My points throughout have been based on the period 2010-2016; that is, the period with a Conservative chancellor and where the rate fell from 28% to what is now 19% (that is, tolerably medium term to overlook the one year comparison with its one off effects / exceptional items which the FT article is predicated on).
Your points re a decrease in business investment (of 2%, no less) relate only to 2016 and not the full period. Further, my point on "investment" was particularly relevant to FDI (a personal favourite). According to government statistics, 390k jobs have been created by FDI since 2010, with 116k created or safeguarded in 2016 alone. The UK remains the top European destination for investment from emerging markets. This is a boon to the economy, and tax rates / relief regimes are particularly prevalent for companies making these decisions (see: Ireland, where surveys of international companies clearly indicate that these are key drivers).

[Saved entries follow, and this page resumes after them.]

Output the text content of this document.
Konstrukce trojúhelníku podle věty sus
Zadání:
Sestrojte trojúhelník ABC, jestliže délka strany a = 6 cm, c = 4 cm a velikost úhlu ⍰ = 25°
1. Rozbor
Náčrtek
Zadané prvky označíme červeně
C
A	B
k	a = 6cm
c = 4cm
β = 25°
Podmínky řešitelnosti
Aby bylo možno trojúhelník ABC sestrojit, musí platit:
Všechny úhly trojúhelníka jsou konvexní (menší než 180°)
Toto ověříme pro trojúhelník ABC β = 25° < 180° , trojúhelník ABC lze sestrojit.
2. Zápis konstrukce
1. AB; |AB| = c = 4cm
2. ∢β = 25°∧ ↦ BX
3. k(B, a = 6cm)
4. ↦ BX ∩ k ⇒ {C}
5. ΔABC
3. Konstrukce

Intake was 36.6bn in 2010, increasing to 44.4bn in 2016, an increase of 21.2%. The unemployment rate when they took over was 7.8%. It's now 4.5%, which economists consider to be full employment in the modern sense of what is possible. Income tax receipts increased by 16.3% (to 168.5bn) despite an increase in the personal allowance from £6,475 to £10,600 and an increase in NIC (including employer NIC) of 19% (to 113.7bn) in the same period.
Steep cuts to corporation tax overnight don't work, in my view. Volume can't compensate for the sudden drop in tax revenues. However, this has been a staged decrease in the headline rate with accompany relief for lower earning workers through personal income tax relief. The cut in the upper tax take was offset by freezing the higher threshold repeatedly.
For this six year period, the tax intake has increased despite reductions in headline rates. Almost 44% pay no income tax. The top 1% more pay 27.5% of all income tax (up from 24.4% previously).
It's a medium term strategy and it works, and it needs to continue post Brexit with further cuts to ensure competitiveness with other developed economies.